In my opinion, the two big draws to the show are Mark Harmon, as Special Agent Leroy Jethro Gibbs, and Michael Weatherly, as Agent Tony DiNozzo. Both characters couldn’t be more opposite. Gibbs is frequently overly serious and almost all business, constantly keeping the crew in line, at the same time respecting the talents of his staff and colleagues and using their strengths to solve cases. On the flip side, DiNozzo is the comic relief, serving as a younger, more playful version of Law & Order’s Lennie Briscoe. DiNozzo uses his investigative talents and instincts, plus his love for movie trivia to crack a case and add levity. Everyone else on the cast, while all strong characters and actors, simply serve as the background scenery for Harmon and Weatherly. But don’t get me wrong, these other characters are very important to the show. What would the show be without the quirks of Abby (Pauley Perrette) and Ducky (David McCallum)? Probably boring.

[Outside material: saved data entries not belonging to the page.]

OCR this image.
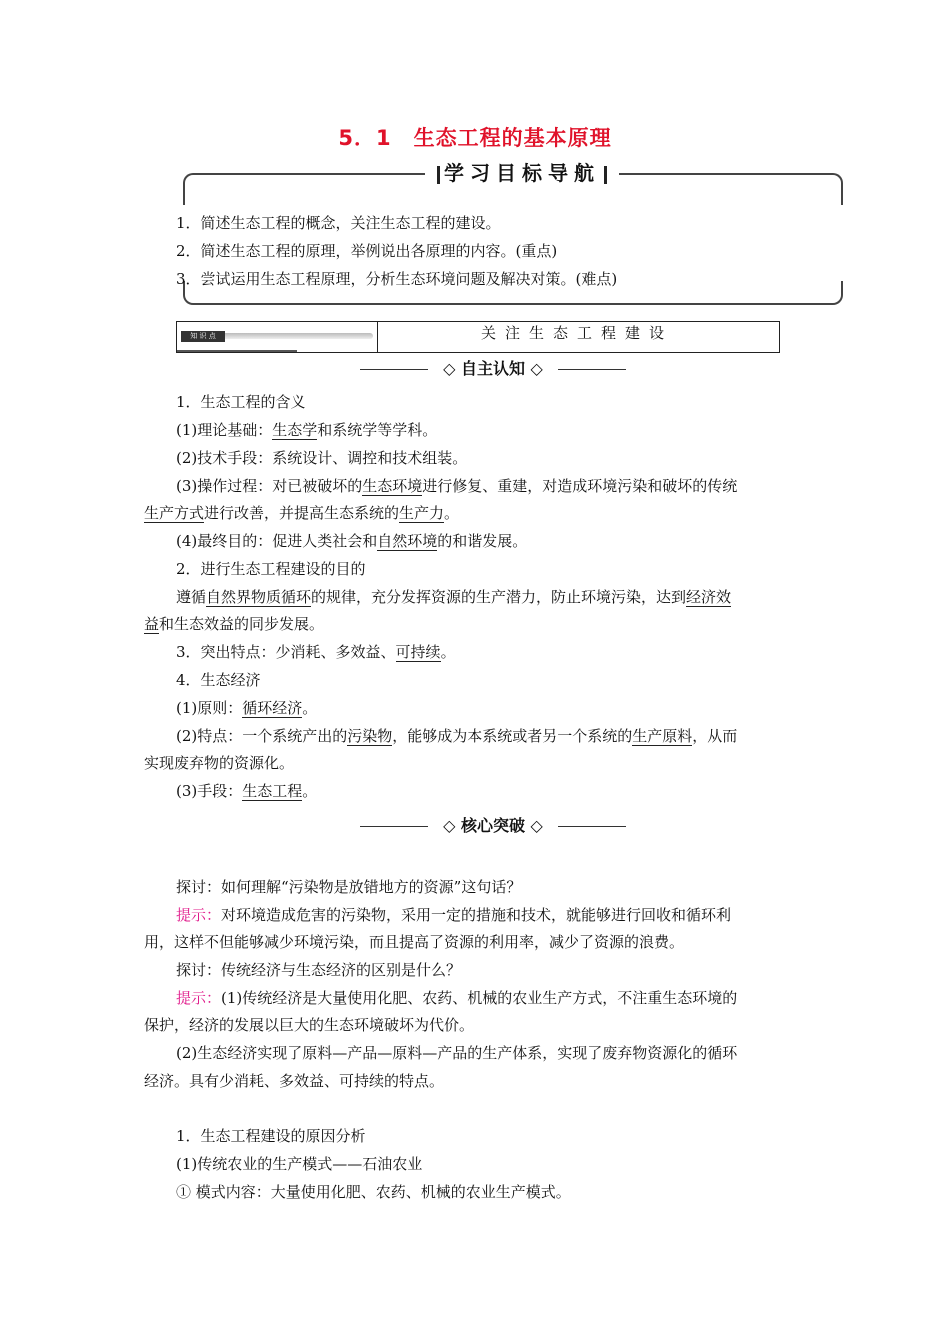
5．1　生态工程的基本原理
学习目标导航
1．简述生态工程的概念，关注生态工程的建设。
2．简述生态工程的原理，举例说出各原理的内容。(重点)
3．尝试运用生态工程原理，分析生态环境问题及解决对策。(难点)
知 识 点	关注生态工程建设
◇ 自主认知 ◇
1．生态工程的含义
(1)理论基础：生态学和系统学等学科。
(2)技术手段：系统设计、调控和技术组装。
(3)操作过程：对已被破坏的生态环境进行修复、重建，对造成环境污染和破坏的传统
生产方式进行改善，并提高生态系统的生产力。
(4)最终目的：促进人类社会和自然环境的和谐发展。
2．进行生态工程建设的目的
遵循自然界物质循环的规律，充分发挥资源的生产潜力，防止环境污染，达到经济效
益和生态效益的同步发展。
3．突出特点：少消耗、多效益、可持续。
4．生态经济
(1)原则：循环经济。
(2)特点：一个系统产出的污染物，能够成为本系统或者另一个系统的生产原料，从而
实现废弃物的资源化。
(3)手段：生态工程。
◇ 核心突破 ◇
探讨：如何理解“污染物是放错地方的资源”这句话？
提示：对环境造成危害的污染物，采用一定的措施和技术，就能够进行回收和循环利
用，这样不但能够减少环境污染，而且提高了资源的利用率，减少了资源的浪费。
探讨：传统经济与生态经济的区别是什么？
提示：(1)传统经济是大量使用化肥、农药、机械的农业生产方式，不注重生态环境的
保护，经济的发展以巨大的生态环境破坏为代价。
(2)生态经济实现了原料—产品—原料—产品的生产体系，实现了废弃物资源化的循环
经济。具有少消耗、多效益、可持续的特点。
1．生态工程建设的原因分析
(1)传统农业的生产模式——石油农业
① 模式内容：大量使用化肥、农药、机械的农业生产模式。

But what is making this show work so much better this season is change at the top at NCIS: getting rid of Director Shepard and the boring, confusing story line that came with her. Instead, we now have NCIS Director Leon Vance (Rocky Carroll), who is all business, just like Gibbs. Vance also seems to like pull strings and sometimes has his own agenda that he may not always share with his staff. It’s quite a refreshing change from Director Shepard, who seemed to dredge up her past relationship or romance with Gibbs every chance she got. And frankly, viewers were not interested in her past with Gibbs, which made those scenes even harder to tolerate.

Ziva (Cote de Pablo) and Tony also continue their veiled flirting. At least it has progressed from previous seasons where it was at the grade school level to something a little more realistic. Are they trying to create more sexual tension between these two so viewers will want them to have a deeper relationship? Probably. Do I want them to do any further? No. I think if those two changed their relationship to anything more than what it is now, it would ruin everything. Sometimes is better to leave well enough alone. If the show is smart, they’ll keep some distance in their relationship in order to keep the fans guessing.
Tony and Ziva

The only main character on the show who may be expendable is the sometimes-hapless Agent McGee (Sean Murray) who seems to be the odd man out. Don’t get me wrong, I like him on the show and I think he is perfect for role. It’s just that McGee is somewhat disconnected from everyone else, possibly because his job specialty and the fact that tech geeks could easily be replaced. Still, at this point in time, his presence as NCIS object of constant ridicule and a release for DiNozzo’s need for pranks is probably critical. After all, they do need someone to pick on!

I’m glad to see that the show is finally getting more attention from viewers. If you’re looking for a grittier crime drama like Law & Order or CSI, you won’t find that with NCIS. Sure, the show is about crime, but it’s really become about the relationships between the members of NCIS team, and the crime just happens to be the backdrop.